In 1966, the band strengthened their business relationship with Blackhill Enterprises, becoming equal partners with Jenner and King and the band members each holding a one-sixth share. By late 1966, their set included fewer R&B standards and more Barrett originals, many of which would be included on their first album. While they had significantly increased the frequency of their performances, the band were still not widely accepted. Following a performance at a Catholic youth club, the owner refused to pay them, claiming that their performance was not music. When their management filed suit in a small claims court against the owner of the youth organisation, a local magistrate upheld the owner's decision. The band was much better received at the UFO Club in London, where they began to build a fan base. Barrett's performances were enthusiastic, "leaping around ... madness ... improvisation ... to get past his limitations and into areas that were ... very interesting. Which none of the others could do", wrote biographer Nicholas Schaffner.

Signing with EMI

In 1967, Pink Floyd began to attract the attention of the music industry. While in negotiations with record companies, IT co-founder and UFO club manager Joe Boyd and Pink Floyd's booking agent, Bryan Morrison, arranged and funded a recording session at Sound Techniques in Kensington. On 15 February 1967, Pink Floyd signed with EMI, receiving a £5,000 advance. EMI released the band's first single, "Arnold Layne", with the B-side "Candy and a Currant Bun", on 10 March 1967 on its Columbia label. Both tracks were recorded on 29 January 1967. "Arnold Layne"'s references to cross-dressing led to a ban by several radio stations; however, creative manipulation by the retailers who supplied sales figures to the music business meant that the single reached number 20 in the UK.

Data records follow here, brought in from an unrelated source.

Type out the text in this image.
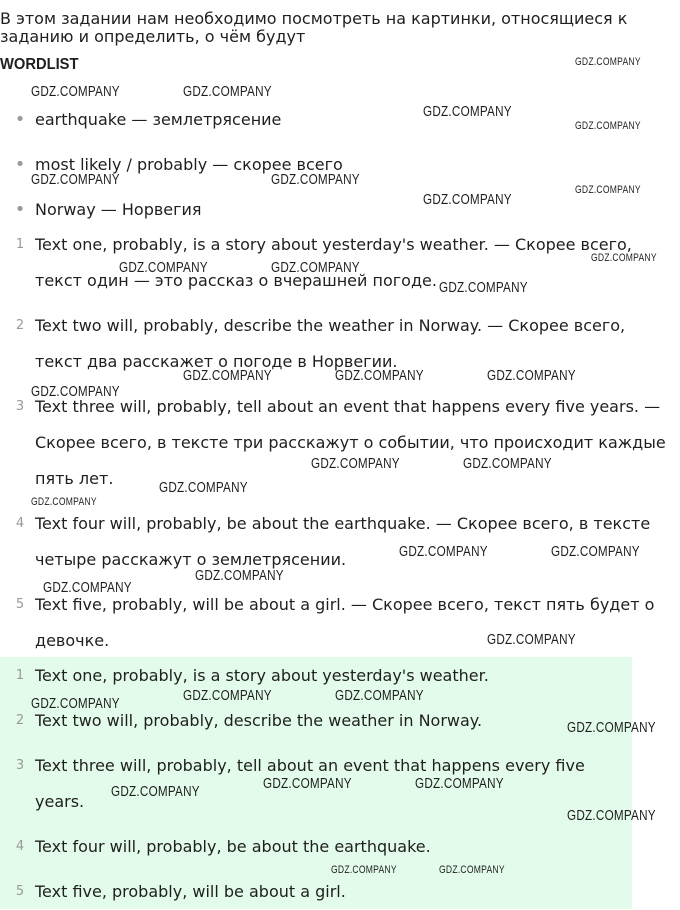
В этом задании нам необходимо посмотреть на картинки, относящиеся к
заданию и определить, о чём будут
WORDLIST
• earthquake — землетрясение
• most likely / probably — скорее всего
• Norway — Норвегия
1 Text one, probably, is a story about yesterday's weather. — Скорее всего, текст один — это рассказ о вчерашней погоде.
2 Text two will, probably, describe the weather in Norway. — Скорее всего, текст два расскажет о погоде в Норвегии.
3 Text three will, probably, tell about an event that happens every five years. — Скорее всего, в тексте три расскажут о событии, что происходит каждые пять лет.
4 Text four will, probably, be about the earthquake. — Скорее всего, в тексте четыре расскажут о землетрясении.
5 Text five, probably, will be about a girl. — Скорее всего, текст пять будет о девочке.
1 Text one, probably, is a story about yesterday's weather.
2 Text two will, probably, describe the weather in Norway.
3 Text three will, probably, tell about an event that happens every five years.
4 Text four will, probably, be about the earthquake.
5 Text five, probably, will be about a girl.
GDZ.COMPANY
GDZ.COMPANY	GDZ.COMPANY
GDZ.COMPANY
GDZ.COMPANY
GDZ.COMPANY	GDZ.COMPANY
GDZ.COMPANY
GDZ.COMPANY
GDZ.COMPANY
GDZ.COMPANY	GDZ.COMPANY
GDZ.COMPANY
GDZ.COMPANY	GDZ.COMPANY	GDZ.COMPANY
GDZ.COMPANY
GDZ.COMPANY	GDZ.COMPANY
GDZ.COMPANY
GDZ.COMPANY
GDZ.COMPANY	GDZ.COMPANY
GDZ.COMPANY
GDZ.COMPANY
GDZ.COMPANY
GDZ.COMPANY	GDZ.COMPANY
GDZ.COMPANY
GDZ.COMPANY
GDZ.COMPANY	GDZ.COMPANY
GDZ.COMPANY
GDZ.COMPANY
GDZ.COMPANY	GDZ.COMPANY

EMI-Columbia released Pink Floyd's second single, "See Emily Play", on 16 June 1967. It fared slightly better than "Arnold Layne", peaking at number 6 in the UK. The band performed on the BBC's Look of the Week, where Waters and Barrett, erudite and engaging, faced tough questioning from Hans Keller. They appeared on the BBC's Top of the Pops, a popular programme that controversially required artists to mime their singing and playing. Though Pink Floyd returned for two more performances, by the third, Barrett had begun to unravel, and around this time the band first noticed significant changes in his behaviour. By early 1967, he was regularly using LSD, and Mason described him as "completely distanced from everything going on".